On the mountain, precipitation falls as snow, adding to the glaciers enough to overcome a 1.8 degree Fahrenheit rise in temperature in the last century, scientists say.

[...]

Until recently, the same phenomenon that is benefiting Shasta's glaciers was feeding glacier growth in southern Norway and Sweden, the New Zealand Alps and northern Pakistan, according to the U.N. Intergovernmental Panel on Climate Change.

In each area, scientists say, more snowfall temporarily offset warming temperatures in the 1990s and early 2000s. But rising temperatures since then have begun to shrink the ice.

Climate change is causing roughly 90 percent of the world's mountain glaciers to shrink, said Thompson, the Ohio State glacier expert.

...
0 Replies
 
okie
 
  1  
Reply Thu 10 Jul, 2008 09:55 am
Cycloptichorn wrote:
The 'laws of supply and demand' have no place in them for pollution, Okie. Someone has to care about that, as it's obvious that the problem will not be solved by the companies who profit greatly off of the oil; and who have shown that they will rarely willingly self-limit their emissions and waste products.

Cycloptichorn

I think you are wrong. People have been demanding something be done about pollution, and there has been, in contrast to totalitarian communist countries or closed societies which have been alot more polluted. Fact is, businesses have devised much of the technology to clean things up, and they deserve credit, not blame.
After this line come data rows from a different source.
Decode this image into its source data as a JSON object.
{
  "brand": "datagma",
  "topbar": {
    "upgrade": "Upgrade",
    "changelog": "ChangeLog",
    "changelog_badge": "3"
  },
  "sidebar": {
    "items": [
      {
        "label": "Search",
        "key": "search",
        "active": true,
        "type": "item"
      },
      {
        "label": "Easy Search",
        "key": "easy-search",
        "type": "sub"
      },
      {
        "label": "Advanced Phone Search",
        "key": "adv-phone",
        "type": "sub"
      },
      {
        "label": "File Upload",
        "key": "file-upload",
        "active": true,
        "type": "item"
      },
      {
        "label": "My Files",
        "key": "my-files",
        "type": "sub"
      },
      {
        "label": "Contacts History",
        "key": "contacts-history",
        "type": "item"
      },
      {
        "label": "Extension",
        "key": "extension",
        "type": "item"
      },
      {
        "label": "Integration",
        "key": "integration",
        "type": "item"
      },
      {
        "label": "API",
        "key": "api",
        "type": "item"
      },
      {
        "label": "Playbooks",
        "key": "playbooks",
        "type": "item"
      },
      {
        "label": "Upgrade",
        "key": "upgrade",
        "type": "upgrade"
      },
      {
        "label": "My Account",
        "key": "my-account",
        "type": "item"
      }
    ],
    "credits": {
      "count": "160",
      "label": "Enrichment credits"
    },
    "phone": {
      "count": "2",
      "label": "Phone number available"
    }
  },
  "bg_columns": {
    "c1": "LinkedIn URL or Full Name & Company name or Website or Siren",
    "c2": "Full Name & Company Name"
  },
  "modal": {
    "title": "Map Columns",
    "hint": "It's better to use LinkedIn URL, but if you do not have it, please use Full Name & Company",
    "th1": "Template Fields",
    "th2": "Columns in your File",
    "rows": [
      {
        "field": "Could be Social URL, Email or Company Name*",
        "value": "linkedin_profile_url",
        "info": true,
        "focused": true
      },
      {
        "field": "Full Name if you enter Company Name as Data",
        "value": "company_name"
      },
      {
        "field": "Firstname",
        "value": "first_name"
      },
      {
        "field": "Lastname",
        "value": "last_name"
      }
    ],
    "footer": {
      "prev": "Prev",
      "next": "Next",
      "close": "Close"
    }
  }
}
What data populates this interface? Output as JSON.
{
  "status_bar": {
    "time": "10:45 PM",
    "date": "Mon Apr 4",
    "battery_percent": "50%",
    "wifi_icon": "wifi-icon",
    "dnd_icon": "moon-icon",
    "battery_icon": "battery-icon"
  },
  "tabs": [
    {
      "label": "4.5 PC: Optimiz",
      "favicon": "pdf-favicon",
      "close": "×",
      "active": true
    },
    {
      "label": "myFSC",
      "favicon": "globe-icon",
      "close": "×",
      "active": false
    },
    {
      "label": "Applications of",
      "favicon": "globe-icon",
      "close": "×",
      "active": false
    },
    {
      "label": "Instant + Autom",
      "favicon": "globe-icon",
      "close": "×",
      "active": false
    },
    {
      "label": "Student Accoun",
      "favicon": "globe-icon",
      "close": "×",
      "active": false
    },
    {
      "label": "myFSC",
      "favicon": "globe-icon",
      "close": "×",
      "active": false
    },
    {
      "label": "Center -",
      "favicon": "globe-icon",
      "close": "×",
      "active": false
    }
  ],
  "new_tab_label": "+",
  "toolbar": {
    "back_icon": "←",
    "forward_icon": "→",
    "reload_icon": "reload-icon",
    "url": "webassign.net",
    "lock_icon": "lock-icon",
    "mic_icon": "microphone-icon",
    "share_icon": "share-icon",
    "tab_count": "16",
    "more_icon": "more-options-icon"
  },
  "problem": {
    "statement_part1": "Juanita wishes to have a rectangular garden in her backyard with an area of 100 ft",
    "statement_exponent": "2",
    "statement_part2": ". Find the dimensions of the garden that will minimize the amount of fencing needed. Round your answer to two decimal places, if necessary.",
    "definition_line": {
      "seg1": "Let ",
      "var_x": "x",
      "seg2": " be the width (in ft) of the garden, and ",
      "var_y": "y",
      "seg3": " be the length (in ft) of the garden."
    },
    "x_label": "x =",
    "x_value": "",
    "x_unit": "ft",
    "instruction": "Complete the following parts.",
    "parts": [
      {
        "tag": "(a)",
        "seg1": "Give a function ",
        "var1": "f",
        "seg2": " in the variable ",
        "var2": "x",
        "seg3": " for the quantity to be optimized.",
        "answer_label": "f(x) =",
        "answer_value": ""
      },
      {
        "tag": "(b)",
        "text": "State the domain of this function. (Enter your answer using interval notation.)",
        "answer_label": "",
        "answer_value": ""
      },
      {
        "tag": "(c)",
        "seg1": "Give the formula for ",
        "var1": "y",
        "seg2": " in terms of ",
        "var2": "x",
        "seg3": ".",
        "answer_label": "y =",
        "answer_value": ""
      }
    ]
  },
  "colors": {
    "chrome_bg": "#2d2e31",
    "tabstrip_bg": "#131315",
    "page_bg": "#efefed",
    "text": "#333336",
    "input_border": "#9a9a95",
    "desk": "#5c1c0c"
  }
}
I will agree that the environmental movement has raised awareness, however it is not uncommon for extremes to cause more harm than good. We need sensible controls, which we could have without all the extremes. The tree huggers shut down nuclear 30 years ago, and that turned out to be negative, just one example.

I believe oil companies are ready and willing for reasonable regulation, and always have been, but it needs to be reasonable in an atmosphere of cooperation instead of adversarial.

There are many people in the environmental movements that are simply opposed to free markets and capitalism, period, and therein lies a large problem.